Review Round Up: Little Women

Greta Gerwig directs this new adaptation of the classic story – but what have the critics had to say about it?

Irish Times: *** “It’s a ravishing spectacle. The trouble is that the unremitting gorgeousness robs the material of all its grit, of its satire, of the sense of precariousness that one experiences on the characters’ behalf, of the fear of hunger, and of the dread that any chill or fever might be a death sentence.” 

The Guardian: ***** “This is such a beguiling, generous film from Gerwig. There is a lot of love in it.”

Empire: ***** “Gerwig saves her most impressive narrative flourish for the very end, with a finale that would absolutely delight Louisa May Alcott. It’s a decision that will leave you thinking far more deeply than any other version of this story has managed, and one that instantly makes this the definitive big-screen Little Women.”

Variety: ” In terms of sheer logistics, “Little Women” marks a huge step forward for Gerwig, who shows an aptitude for future studio projects without sacrificing her distinctive directorial voice.”

Vulture: “Alcott’s book may examine womanhood through the narrow spectrum of 19th-century New England gentility, but Gerwig treats the sisters’ diverging paths as a prism through which to look at larger themes of marriage, artistic validity, and financial constraints.”

The Telegraph: **** “It would be near-impossible to love Louisa May Alcott’s Little Women more than Greta Gerwig does. This coming-of-age saga set in 19th-century Massachusetts was the writer-director’s favourite childhood novel, as it has been for generations of girls before her.” 

The Wrap: “Pugh and Chalamet may be the standouts in an impressive cast, but there’s not a single artificial moment from any of the players.” “Ronan is luminous as Jo, volatile and full of lightning-fast reactions.”

Radio Times: “There are already far too many divisions between people. In all honesty, there need only be one: whether or not you believe that Little Women’s Jo March should have ended up with Laurie.”

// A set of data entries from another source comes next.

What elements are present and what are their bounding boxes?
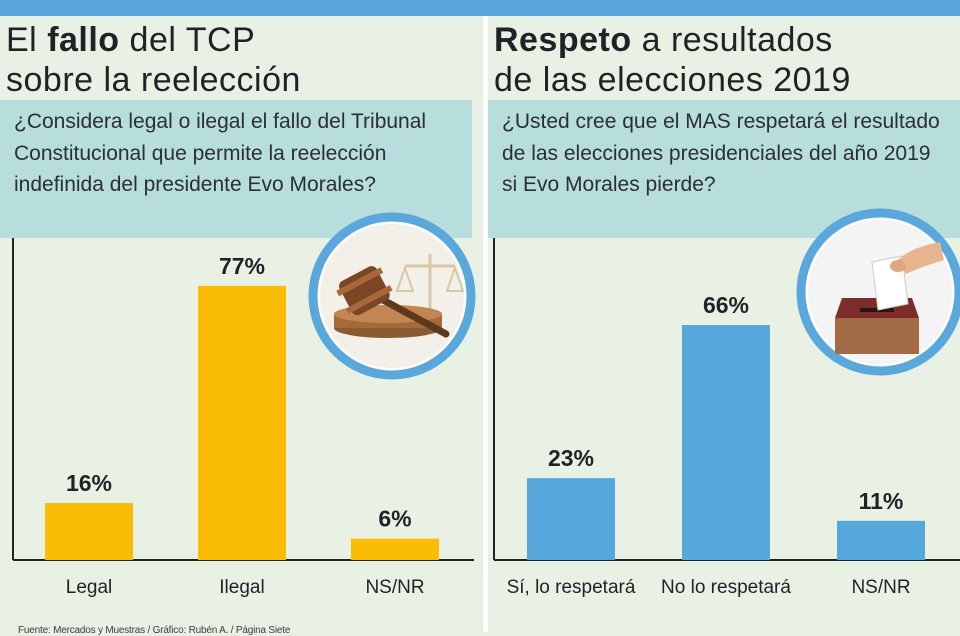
right-question-text: ¿Usted cree que el MAS respetará el resu… — [502, 110, 940, 196]
left-category-label-3: NS/NR — [365, 577, 424, 598]
left-bar-3 — [351, 538, 439, 560]
right-chart-title: Respeto a resultados de las elecciones 2… — [494, 20, 960, 100]
left-value-label-3: 6% — [378, 506, 411, 532]
left-category-label-2: Ilegal — [219, 577, 264, 598]
left-bar-2 — [198, 285, 286, 560]
right-question-box: ¿Usted cree que el MAS respetará el resu… — [488, 100, 960, 238]
right-chart: 23% Sí, lo respetará 66% No lo respetará 11%… — [493, 238, 960, 598]
left-chart-panel: 16% Legal 77% Ilegal 6% NS/NR El fallo del TC… — [0, 16, 482, 636]
right-title-suffix: a resultados — [631, 21, 833, 59]
left-chart-title: El fallo del TCP sobre la reelección — [6, 20, 476, 100]
right-title-bold: Respeto — [494, 21, 632, 59]
top-accent-bar — [0, 0, 960, 16]
left-value-label-2: 77% — [219, 253, 265, 279]
right-title-line2: de las elecciones 2019 — [494, 61, 851, 99]
right-value-label-3: 11% — [859, 488, 904, 514]
left-title-prefix: El — [6, 21, 48, 59]
left-title-line2: sobre la reelección — [6, 61, 301, 99]
right-value-label-1: 23% — [548, 445, 594, 471]
right-chart-panel: 23% Sí, lo respetará 66% No lo respetará 11%… — [488, 16, 960, 616]
panel-divider — [483, 16, 488, 632]
right-bar-2 — [682, 325, 770, 560]
right-bar-3 — [837, 520, 925, 560]
right-category-label-1: Sí, lo respetará — [507, 577, 636, 598]
left-question-box: ¿Considera legal o ilegal el fallo del T… — [0, 100, 472, 238]
right-category-label-3: NS/NR — [851, 577, 910, 598]
right-category-label-2: No lo respetará — [661, 577, 791, 598]
source-note: Fuente: Mercados y Muestras / Gráfico: R… — [18, 625, 291, 636]
right-value-label-2: 66% — [703, 292, 749, 318]
left-title-suffix: del TCP — [119, 21, 256, 59]
left-chart: 16% Legal 77% Ilegal 6% NS/NR — [12, 238, 474, 598]
left-category-label-1: Legal — [66, 577, 113, 598]
left-question-text: ¿Considera legal o ilegal el fallo del T… — [14, 110, 427, 196]
left-title-bold: fallo — [47, 21, 120, 59]
left-bar-1 — [45, 503, 133, 560]
right-bar-1 — [527, 478, 615, 560]
left-value-label-1: 16% — [66, 470, 112, 496]
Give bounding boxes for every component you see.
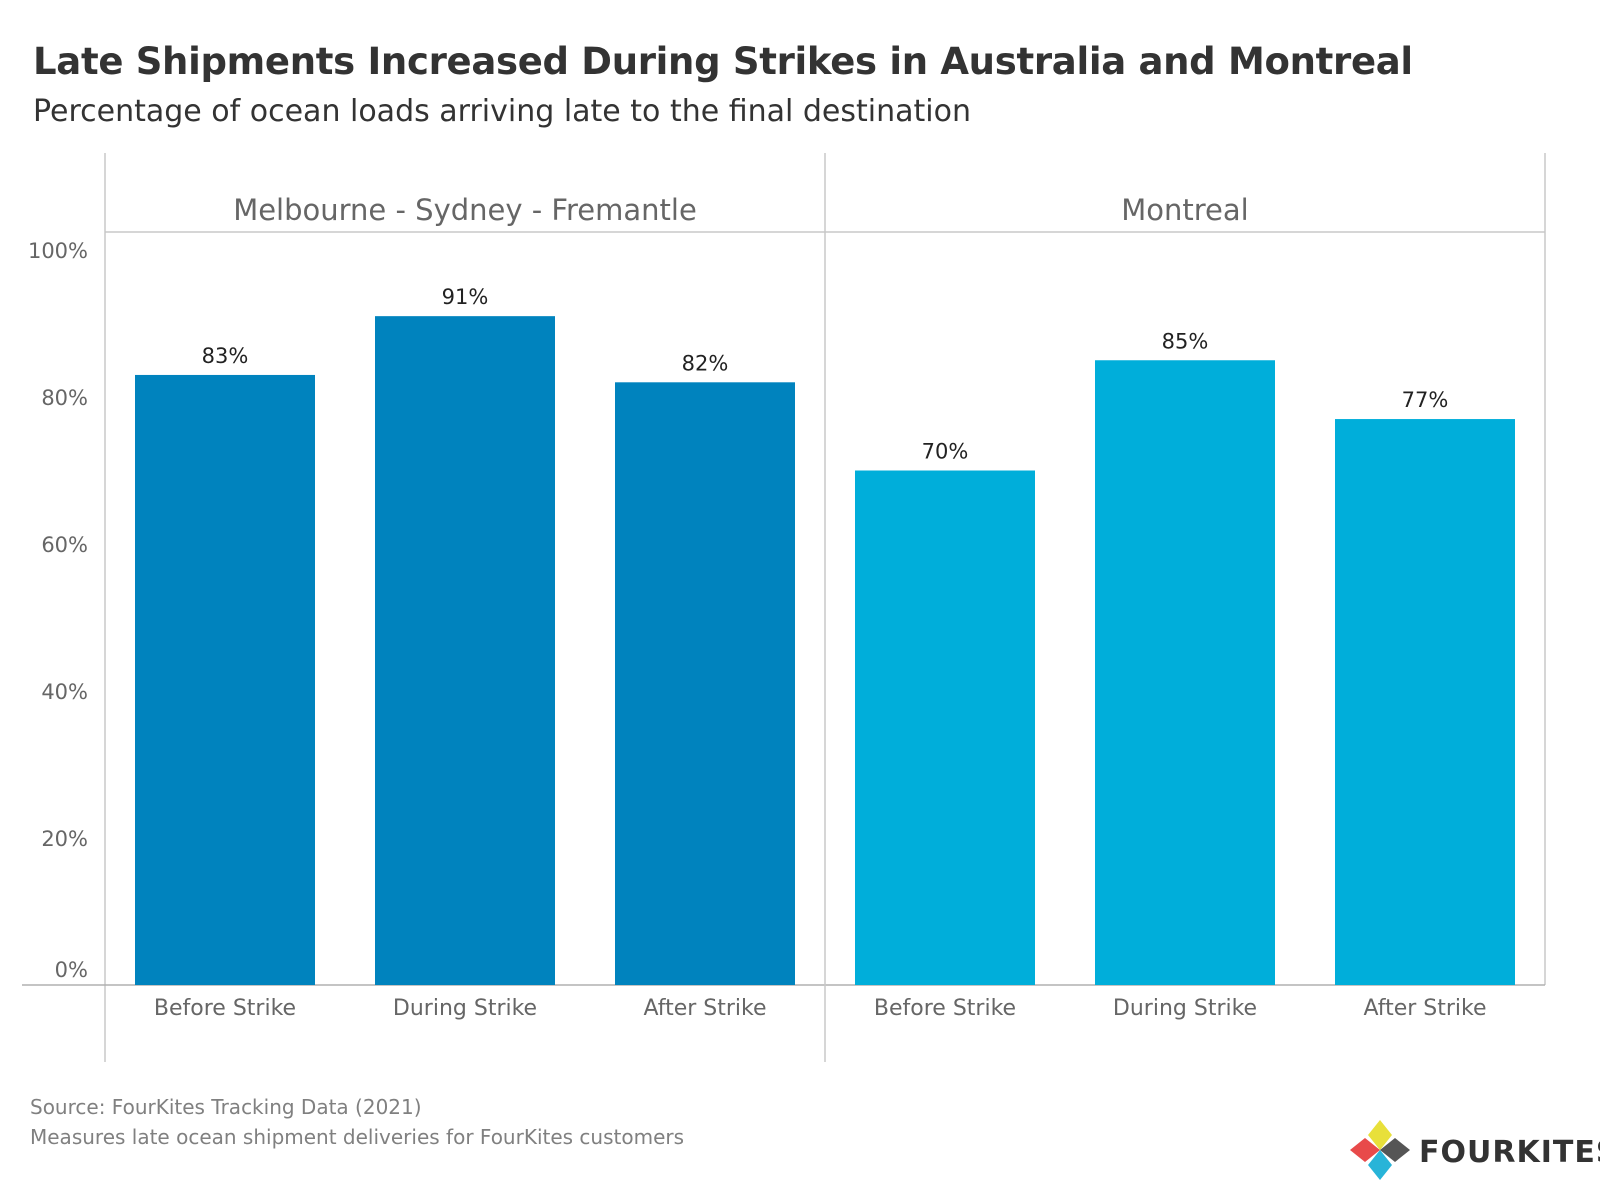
data-label: 70% — [922, 440, 969, 464]
x-tick-label: Before Strike — [154, 996, 296, 1021]
bar — [135, 374, 315, 985]
data-label: 85% — [1162, 329, 1209, 353]
x-tick-label: During Strike — [393, 996, 537, 1021]
source-note: Source: FourKites Tracking Data (2021) — [30, 1095, 422, 1119]
data-label: 82% — [682, 351, 729, 375]
y-tick-label: 60% — [41, 533, 88, 557]
measure-note: Measures late ocean shipment deliveries … — [30, 1125, 685, 1149]
y-tick-label: 20% — [41, 827, 88, 851]
y-tick-label: 40% — [41, 680, 88, 704]
bar — [855, 470, 1035, 985]
data-label: 77% — [1402, 388, 1449, 412]
chart-subtitle: Percentage of ocean loads arriving late … — [33, 94, 971, 129]
logo-mark-icon — [1350, 1120, 1410, 1180]
x-tick-label: During Strike — [1113, 996, 1257, 1021]
data-label: 83% — [202, 344, 249, 368]
x-tick-label: After Strike — [1363, 996, 1486, 1021]
logo-text: FOURKITES — [1419, 1135, 1600, 1170]
chart-title: Late Shipments Increased During Strikes … — [33, 40, 1413, 83]
x-tick-label: Before Strike — [874, 996, 1016, 1021]
fourkites-logo: FOURKITES — [1345, 1115, 1600, 1185]
bar — [1335, 419, 1515, 985]
bar — [1095, 360, 1275, 985]
y-tick-label: 80% — [41, 386, 88, 410]
y-tick-label: 100% — [28, 239, 88, 263]
bar — [375, 316, 555, 985]
panel-header: Montreal — [1121, 193, 1248, 227]
bar-chart: 0% 20% 40% 60% 80% 100% Melbourne - Sydney - F… — [22, 153, 1546, 1062]
y-tick-label: 0% — [55, 958, 88, 982]
data-label: 91% — [442, 285, 489, 309]
panel-header: Melbourne - Sydney - Fremantle — [233, 193, 697, 227]
x-tick-label: After Strike — [643, 996, 766, 1021]
bar — [615, 382, 795, 985]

Entertainment Weekly: “as the narrative settles into its telling, the old magic of the story — and Gerwig’s vibrant, tender-hearted connection to it — take over. The look of the film itself is lovely, nearly every scene gorgeously composed and shot in soft painterly light, and the cast, from Dern’s delicately shaded Marmee to Chalamet’s lovelorn Laurie, uniformly great.” “This luxuriously appointed film, with autumnal-hued cinematography by Yorick Le Saux, a lush score by Alexandre Desplat, and brilliantly detailed costumes by Jacqueline Durran, is a big step up in scale for a writer-director who got her start in the freewheeling world of low-budget indies. Seeing her pull off a grand period drama with such confidence, humor, and style leaves you with a sensation not unlike what Jo March must be feeling in the film’s final scene, as she watches while her first book is printed, sewn, and bound, a tiny smile playing on her lips.”

The Mirror: ***** “Dern is soulful and quietly warm, wise and wonderful, and Streep as a wealthy widow and family authority is an imperious match even Maggie Smith in Downton Abbey might baulk from taking on.”

Time Out: ***** “Suffice it to say, we watch a book coming into existence: signatures bound, the cover stretched. It’s literally building Little Women from the spine up, and that’s exactly what Gerwig has done over the last two hours. She makes it her own—you’ll want to make it yours, too.”

Little Women is released in cinemas on Boxing Day.